Had the Harvard Salient contributed to public debate when it reprinted four of the 12 controversial cartoons originally published in the Danish newspaper Jyllands-Posten, its efforts would have been truly commendable. As the Salient chose instead to sidetrack meaningful discussion with the cartoons’ repetitive and incendiary republication on its back page, however, such commendation is hardly warranted. While no authority should limit the ability of the Salient (or any publication) to publish provocative material, the paper’s decision to republish the Danish cartoons was in poor taste and had improper motivations and should therefore not be congratulated.
The four cartoons the Salient elected to reprint are unnecessarily incendiary and offend the deepest sensibilities of many Muslims who believe any illustration of Muhammad to be inappropriate, much less one that so directly equates the teaching of Islam’s greatest prophet with terrorism. Saddled not only with this disturbing implication but also with the weight of violent protest, these cartoons do less to encourage substantive debate on the conflict between free speech and sensitivity than it does to inspire knee-jerk reactions and finger pointing on all sides. And considering that the purpose of the Salient’s back page is almost always to incite controversy, the latter outcome was clearly among the intended purposes of the cartoons’ republication.
An editorial offered without the cartoons, in contrast, would have left readers with no alternative but to consider the paper’s own arguments rather than the images themselves, constituting a more substantial contribution to the “marketplace of ideas” so central to open speech and informed debate.
Many wish to congratulate the Salient, furthermore, for the support for free speech apparently inherent in its publication of these cartoons. The view that the publication of these four images, however, is an “affirmation” of free speech dangerously equates the protection of a valuable right with the publication of these particular, offensive cartoons. The Salient’s publication is not a statement of support for free speech—this could have been achieved by a simple statement of affirmation of the Danish paper’s right to publish them—but is instead an expression that the cartoons are themselves a valuable contribution to this discourse. Endorsing the Salient’s decision to publish these cartoons sanctions this view, affirming a false dichotomy: that one either supports free speech by reprinting them or stifles open discourse by choosing not to do so.

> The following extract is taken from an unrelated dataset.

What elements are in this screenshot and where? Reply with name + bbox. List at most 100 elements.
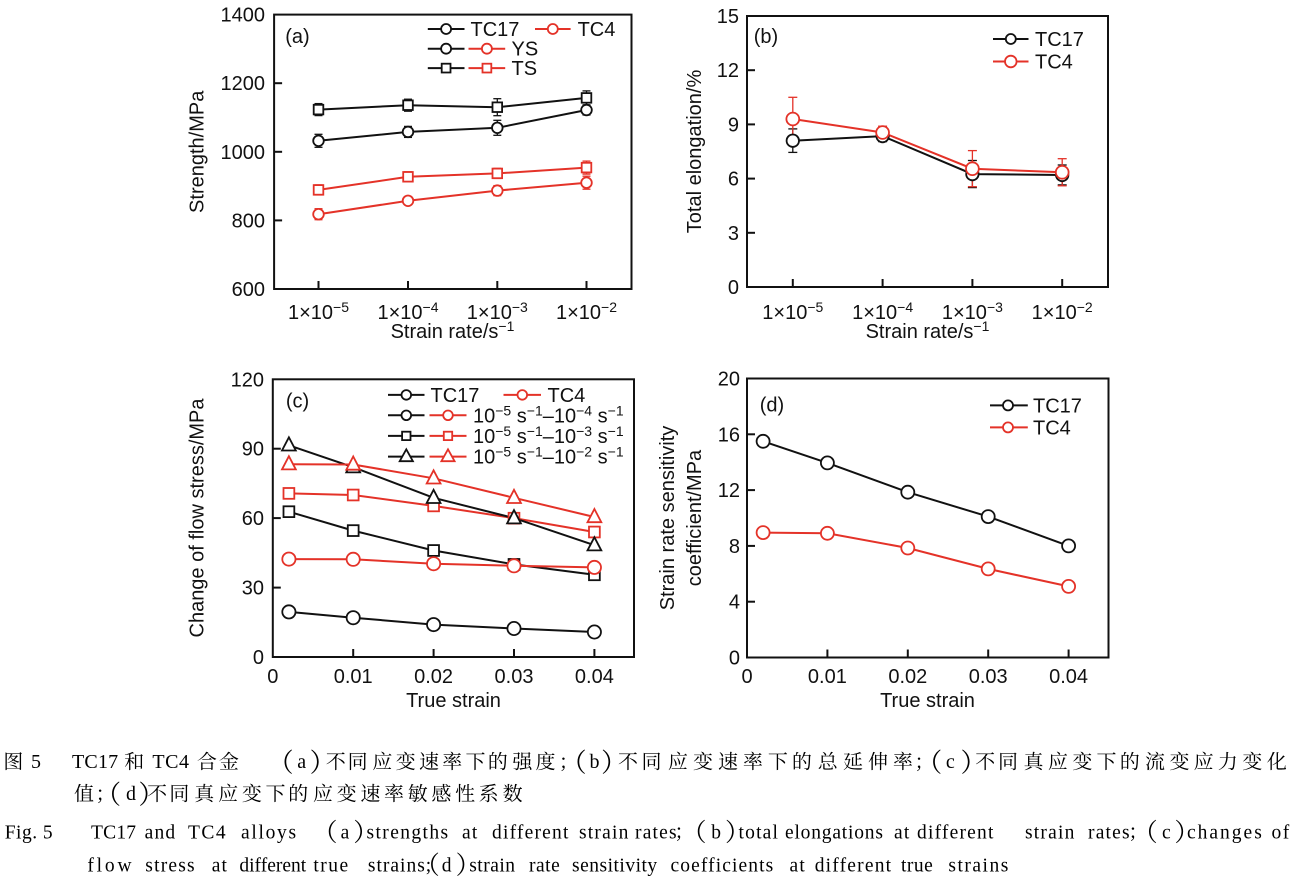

This principle is applied often in journalism; one can comment on child pornography (in fact, major papers often do) without publishing the relevant photographs. Indeed, publishing such images would never be interpreted as a substantial contribution to an important discussion, but rather a diversion that misses the substance of the conversation.
It is hypocritical, moreover, to commend the Salient for bringing these images more prominently into the marketplace of ideas and then to decline to call on all newspapers to publish them. If the cartoons themselves are an essential component of an important debate, then bringing them to all readers should be a central part of any news source’s commitment to inform.
Given the lack of original or valuable contribution made in the publication of these cartoons, and their clearly inflammatory purpose, the Salient should not have published the images and should instead have allowed the strength of its argumentation, not the sensationalism of the uproar it created, to provide the substance of its editorial remarks.